Итак, осиротевшая семья ждала от старшего сына помощи; печальная участь Чарлза показала, что, будучи архитектором, не очень-то разбогатеешь, да и отсутствие у Артура наклонностей к точным наукам было уже слишком очевидно для всех; надо было искать другую профессию, более надежную. В конце концов было решено, что он должен получить специальность врача. Почему вдруг именно врача, ведь ни малейшей тяги к медицине он не испытывал и до сих пор ни ему, ни матери подобная возможность даже в голову не приходила? Причины выбора могли быть очень просты: профессия доктора давала неплохой заработок и была престижной (из этих же соображений – всего двумя годами позже – выберет медицину и юный Антон Чехов). Но в наш век никто не любит простых объяснений; в деле появляется новый фигурант.
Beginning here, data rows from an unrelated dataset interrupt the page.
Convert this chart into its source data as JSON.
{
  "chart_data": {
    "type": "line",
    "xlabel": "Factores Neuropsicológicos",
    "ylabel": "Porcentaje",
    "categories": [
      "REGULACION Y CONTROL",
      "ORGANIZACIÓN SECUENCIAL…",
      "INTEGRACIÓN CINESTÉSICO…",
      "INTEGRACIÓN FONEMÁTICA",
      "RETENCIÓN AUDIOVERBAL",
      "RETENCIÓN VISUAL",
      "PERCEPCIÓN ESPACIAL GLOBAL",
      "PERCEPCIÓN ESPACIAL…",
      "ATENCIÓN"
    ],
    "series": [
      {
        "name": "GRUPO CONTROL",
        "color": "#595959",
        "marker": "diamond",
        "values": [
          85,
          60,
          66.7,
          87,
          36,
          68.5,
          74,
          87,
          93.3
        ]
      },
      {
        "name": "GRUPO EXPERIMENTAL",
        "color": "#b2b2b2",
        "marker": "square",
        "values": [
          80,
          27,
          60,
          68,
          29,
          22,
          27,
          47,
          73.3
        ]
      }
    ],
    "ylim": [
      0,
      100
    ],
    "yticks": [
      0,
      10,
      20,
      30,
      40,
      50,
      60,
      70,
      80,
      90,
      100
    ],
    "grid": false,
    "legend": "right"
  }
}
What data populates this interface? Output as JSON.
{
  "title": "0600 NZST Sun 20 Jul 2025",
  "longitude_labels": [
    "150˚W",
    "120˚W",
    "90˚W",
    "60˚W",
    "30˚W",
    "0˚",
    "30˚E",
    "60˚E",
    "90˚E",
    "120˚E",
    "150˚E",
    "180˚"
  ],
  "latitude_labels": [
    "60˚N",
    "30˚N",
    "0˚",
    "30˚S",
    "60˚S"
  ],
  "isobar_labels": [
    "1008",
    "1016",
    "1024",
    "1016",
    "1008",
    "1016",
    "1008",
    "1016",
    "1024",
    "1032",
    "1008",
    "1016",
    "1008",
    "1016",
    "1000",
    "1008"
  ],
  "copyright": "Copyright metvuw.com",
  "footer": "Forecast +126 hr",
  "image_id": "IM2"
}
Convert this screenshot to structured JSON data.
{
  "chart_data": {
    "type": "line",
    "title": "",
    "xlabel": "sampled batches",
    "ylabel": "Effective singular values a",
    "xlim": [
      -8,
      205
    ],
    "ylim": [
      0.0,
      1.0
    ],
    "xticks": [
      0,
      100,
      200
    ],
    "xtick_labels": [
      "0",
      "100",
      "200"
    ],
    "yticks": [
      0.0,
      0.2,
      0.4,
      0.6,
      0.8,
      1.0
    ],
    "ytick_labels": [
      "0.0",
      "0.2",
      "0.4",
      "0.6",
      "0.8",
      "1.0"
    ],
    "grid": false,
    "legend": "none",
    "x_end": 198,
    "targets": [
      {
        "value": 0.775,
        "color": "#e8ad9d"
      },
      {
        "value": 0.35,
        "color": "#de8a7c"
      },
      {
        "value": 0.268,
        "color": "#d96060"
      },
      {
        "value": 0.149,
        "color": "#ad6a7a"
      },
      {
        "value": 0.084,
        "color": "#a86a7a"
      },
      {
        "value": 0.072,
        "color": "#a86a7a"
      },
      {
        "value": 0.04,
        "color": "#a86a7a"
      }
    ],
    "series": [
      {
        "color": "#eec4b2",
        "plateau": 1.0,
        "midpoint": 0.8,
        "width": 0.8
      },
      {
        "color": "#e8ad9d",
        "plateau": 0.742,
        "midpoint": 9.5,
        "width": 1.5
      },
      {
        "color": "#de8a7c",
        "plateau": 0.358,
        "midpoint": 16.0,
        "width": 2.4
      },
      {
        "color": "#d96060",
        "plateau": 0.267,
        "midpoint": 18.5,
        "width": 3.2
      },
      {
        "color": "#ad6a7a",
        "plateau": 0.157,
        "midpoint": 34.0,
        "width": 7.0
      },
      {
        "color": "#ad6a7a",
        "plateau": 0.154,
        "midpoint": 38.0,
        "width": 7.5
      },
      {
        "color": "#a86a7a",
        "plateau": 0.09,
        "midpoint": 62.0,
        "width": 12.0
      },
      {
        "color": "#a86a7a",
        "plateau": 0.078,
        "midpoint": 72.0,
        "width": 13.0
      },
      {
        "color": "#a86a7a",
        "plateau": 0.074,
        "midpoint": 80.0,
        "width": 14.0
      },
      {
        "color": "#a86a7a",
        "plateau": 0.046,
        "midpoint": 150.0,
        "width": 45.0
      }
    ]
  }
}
Еще до того, как Чарлз был помещен в лечебницу, он уже фактически перестал быть кормильцем семьи, и женщины взяли дело добывания денег в свои руки. Старшая дочь Аннет была вынуждена искать места экономки или гувернантки в богатых домах и в конце концов уехала в Португалию, чтобы там поступить на службу: англичанок-домоправительниц на континенте ценили. А Мэри Дойл по примеру своей матери решила брать жильцов на пансион; как пишет Конан Дойл, это «в некоторых отношениях, возможно, облегчало ее положение, зато в других было для нее гибельным». Туманная фраза, причинившая биографам немало головной боли. Можно расшифровать ее, например, так: не все квартиранты платили вовремя, доход был небольшой, а хлопот и унижения – хоть отбавляй, и все это выматывало Мэри так, что она постоянно жила «на нервах». Однако современные исследователи (начало положили журналисты Дэвид Пири и Цуката Кобаяси, а за ними последовали и другие) дают этой фразе совершенно иное толкование, утверждая, что с одним из жильцов, Чарлзом Брайаном Уоллером, юным врачом, бывшим всего шестью годами старше Артура, Мэри Дойл вступила в любовную связь; именно по этой причине она отправила Чарлза в лечебницу, да и самая младшая ее дочь, Додо, появившаяся на свет в 1877-м, когда Чарлз был уже в Форден-Хаузе, родилась не от мужа, а от молодого Уоллера, о чем явно свидетельствует ее полное имя: Мэри Брайан Джулия (Джулией звали мать Брайана Уоллера.) В доказательство приводится тот факт, что Мэри Дойл несколько лет жила исключительно за счет Уоллера, кочевала с квартиры на квартиру с ним вместе, а в 1882-м вместе с младшими детьми переехала в дом, принадлежавший его родителям, и жила там бесплатно почти до самой смерти. Правда это (имеется в виду связь, а не финансовая поддержка и переезд, которые являются установленными фактами) или нет – сказать невозможно.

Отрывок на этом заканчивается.